NASA scientists have discovered a shrimp-like creature living deep beneath an Antarctic ice sheet, prompting speculation that similar creatures could exist in similarly harsh extra-terrestrial environments.

Robert Bindschadler, who led the research, said his team had been operating on the presumption that they would find nothing and said they were “gaga” about the discovery. The team lowered a video camera on a cable under the ice and the inquisitive creature first swam by before settling on the cable.

The creature, known as a Lyssianasid amphipod, is three inches long and orange in colour and was found more than 600 feet underneath the ice in subfreezing dark waterand more than 12 miles from open sea.

“It was a shrimp you’d enjoy having on your plate,” said Bindschadler, who will present the group’s findings at a meeting of the American Geological Union on Wednesday.

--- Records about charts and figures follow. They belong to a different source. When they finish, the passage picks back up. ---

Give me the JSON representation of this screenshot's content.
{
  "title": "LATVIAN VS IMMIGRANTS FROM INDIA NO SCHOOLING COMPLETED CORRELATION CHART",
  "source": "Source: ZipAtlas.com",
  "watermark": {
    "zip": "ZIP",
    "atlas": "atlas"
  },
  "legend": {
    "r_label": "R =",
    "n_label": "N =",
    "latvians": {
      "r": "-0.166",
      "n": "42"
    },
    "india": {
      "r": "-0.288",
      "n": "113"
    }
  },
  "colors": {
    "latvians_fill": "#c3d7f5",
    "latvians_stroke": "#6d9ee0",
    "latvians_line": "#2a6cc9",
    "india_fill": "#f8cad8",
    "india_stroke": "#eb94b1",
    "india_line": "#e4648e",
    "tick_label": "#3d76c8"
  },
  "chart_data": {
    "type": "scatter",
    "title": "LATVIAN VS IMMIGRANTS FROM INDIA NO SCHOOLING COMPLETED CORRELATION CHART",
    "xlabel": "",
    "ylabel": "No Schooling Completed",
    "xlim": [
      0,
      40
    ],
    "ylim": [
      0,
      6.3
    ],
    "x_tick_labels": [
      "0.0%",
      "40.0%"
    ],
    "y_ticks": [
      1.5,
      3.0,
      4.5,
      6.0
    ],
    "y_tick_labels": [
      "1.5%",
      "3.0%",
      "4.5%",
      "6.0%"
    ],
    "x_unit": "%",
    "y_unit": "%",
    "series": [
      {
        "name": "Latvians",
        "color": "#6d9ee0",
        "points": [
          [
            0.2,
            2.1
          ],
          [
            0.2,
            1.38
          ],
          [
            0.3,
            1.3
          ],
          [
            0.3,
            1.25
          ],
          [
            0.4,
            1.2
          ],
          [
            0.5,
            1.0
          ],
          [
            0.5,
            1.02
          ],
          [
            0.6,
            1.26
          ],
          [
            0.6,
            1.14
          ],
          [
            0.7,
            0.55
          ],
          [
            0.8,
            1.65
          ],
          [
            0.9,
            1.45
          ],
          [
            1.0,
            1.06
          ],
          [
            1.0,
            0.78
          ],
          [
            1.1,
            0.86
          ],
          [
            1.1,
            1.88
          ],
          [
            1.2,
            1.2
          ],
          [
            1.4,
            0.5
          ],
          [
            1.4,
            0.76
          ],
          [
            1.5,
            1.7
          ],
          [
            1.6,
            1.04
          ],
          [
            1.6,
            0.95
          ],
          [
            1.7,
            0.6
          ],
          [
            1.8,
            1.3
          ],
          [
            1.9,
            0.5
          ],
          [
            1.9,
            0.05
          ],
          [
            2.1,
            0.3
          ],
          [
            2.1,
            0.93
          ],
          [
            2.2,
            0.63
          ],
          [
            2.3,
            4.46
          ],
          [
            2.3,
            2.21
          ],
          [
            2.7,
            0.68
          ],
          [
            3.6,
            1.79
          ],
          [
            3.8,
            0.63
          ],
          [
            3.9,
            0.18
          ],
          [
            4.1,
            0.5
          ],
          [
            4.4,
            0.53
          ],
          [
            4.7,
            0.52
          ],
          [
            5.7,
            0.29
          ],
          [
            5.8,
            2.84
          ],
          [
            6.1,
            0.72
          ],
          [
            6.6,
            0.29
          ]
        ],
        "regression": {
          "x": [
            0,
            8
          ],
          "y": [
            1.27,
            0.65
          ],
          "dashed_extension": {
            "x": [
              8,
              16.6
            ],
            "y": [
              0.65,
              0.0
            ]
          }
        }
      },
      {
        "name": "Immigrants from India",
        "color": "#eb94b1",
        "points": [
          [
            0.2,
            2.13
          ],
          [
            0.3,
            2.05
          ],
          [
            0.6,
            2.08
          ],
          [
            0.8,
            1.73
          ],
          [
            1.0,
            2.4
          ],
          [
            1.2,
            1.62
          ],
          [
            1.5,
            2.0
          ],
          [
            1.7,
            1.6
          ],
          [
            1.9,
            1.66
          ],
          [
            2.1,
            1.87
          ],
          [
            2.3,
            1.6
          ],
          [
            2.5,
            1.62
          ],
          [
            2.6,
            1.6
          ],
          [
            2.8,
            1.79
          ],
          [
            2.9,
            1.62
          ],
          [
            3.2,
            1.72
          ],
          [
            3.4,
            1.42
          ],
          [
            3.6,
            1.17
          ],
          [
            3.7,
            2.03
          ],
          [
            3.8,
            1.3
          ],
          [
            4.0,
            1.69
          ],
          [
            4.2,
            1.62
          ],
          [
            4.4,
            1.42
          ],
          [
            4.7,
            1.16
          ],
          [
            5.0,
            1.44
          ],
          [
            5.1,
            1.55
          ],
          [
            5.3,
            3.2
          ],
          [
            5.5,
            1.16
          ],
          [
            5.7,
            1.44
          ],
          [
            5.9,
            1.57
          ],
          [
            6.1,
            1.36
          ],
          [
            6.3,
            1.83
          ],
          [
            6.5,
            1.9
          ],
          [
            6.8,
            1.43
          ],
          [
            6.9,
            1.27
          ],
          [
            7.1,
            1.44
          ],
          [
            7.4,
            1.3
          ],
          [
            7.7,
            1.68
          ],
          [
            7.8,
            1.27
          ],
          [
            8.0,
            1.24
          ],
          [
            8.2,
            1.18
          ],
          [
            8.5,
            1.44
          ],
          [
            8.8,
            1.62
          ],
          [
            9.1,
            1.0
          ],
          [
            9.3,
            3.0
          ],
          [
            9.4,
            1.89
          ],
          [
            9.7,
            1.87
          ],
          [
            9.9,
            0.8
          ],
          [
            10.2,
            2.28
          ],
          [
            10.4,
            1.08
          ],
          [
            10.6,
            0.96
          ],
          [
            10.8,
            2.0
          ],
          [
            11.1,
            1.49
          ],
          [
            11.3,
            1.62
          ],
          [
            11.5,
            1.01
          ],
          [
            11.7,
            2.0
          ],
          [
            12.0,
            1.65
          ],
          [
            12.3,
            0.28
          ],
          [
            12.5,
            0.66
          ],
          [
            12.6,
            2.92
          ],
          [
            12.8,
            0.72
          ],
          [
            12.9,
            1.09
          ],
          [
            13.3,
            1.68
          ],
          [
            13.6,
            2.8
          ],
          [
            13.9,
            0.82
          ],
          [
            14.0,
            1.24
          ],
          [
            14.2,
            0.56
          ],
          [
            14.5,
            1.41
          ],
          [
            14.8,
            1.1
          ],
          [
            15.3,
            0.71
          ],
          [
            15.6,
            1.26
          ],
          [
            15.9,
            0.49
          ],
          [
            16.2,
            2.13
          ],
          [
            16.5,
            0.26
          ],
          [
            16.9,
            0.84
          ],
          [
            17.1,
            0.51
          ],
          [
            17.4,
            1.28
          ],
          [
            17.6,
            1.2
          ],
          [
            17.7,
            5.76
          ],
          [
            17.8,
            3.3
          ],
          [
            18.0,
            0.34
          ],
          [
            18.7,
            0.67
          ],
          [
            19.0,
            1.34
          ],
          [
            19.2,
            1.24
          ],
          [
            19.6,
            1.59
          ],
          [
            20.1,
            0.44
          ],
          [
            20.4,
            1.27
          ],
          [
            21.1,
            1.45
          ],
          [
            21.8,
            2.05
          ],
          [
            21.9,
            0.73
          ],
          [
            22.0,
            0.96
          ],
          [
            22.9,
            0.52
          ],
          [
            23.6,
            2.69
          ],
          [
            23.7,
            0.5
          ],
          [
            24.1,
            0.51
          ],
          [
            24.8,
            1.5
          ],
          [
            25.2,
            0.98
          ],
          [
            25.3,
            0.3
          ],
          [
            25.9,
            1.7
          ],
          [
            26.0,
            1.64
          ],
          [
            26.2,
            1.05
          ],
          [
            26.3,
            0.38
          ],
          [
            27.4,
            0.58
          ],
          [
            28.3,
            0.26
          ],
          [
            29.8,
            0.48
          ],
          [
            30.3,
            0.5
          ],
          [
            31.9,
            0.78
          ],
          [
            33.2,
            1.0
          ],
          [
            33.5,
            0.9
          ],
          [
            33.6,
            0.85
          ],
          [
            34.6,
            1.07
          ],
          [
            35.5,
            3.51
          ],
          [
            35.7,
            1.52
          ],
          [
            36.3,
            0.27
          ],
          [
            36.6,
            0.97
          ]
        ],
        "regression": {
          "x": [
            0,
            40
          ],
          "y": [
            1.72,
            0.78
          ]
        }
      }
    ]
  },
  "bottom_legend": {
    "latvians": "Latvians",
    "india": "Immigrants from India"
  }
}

The group also found a tentacle which they believe came from a foot-long jellyfish.

“They are looking at the equivalent of a drop of water in a swimming pool that you would expect nothing to be living in and they found not one animal but two,” said Stacy Kim, another biologist working with the research team. “We have no idea what’s going on down there.”

The discovery raises the question of whether life forms could be able to survive in comparable environments beyond the Earth, such as on Europa, a frozen moon orbiting Jupiter which some space scientists believe could, hypothetically, be inhabited by living organisms.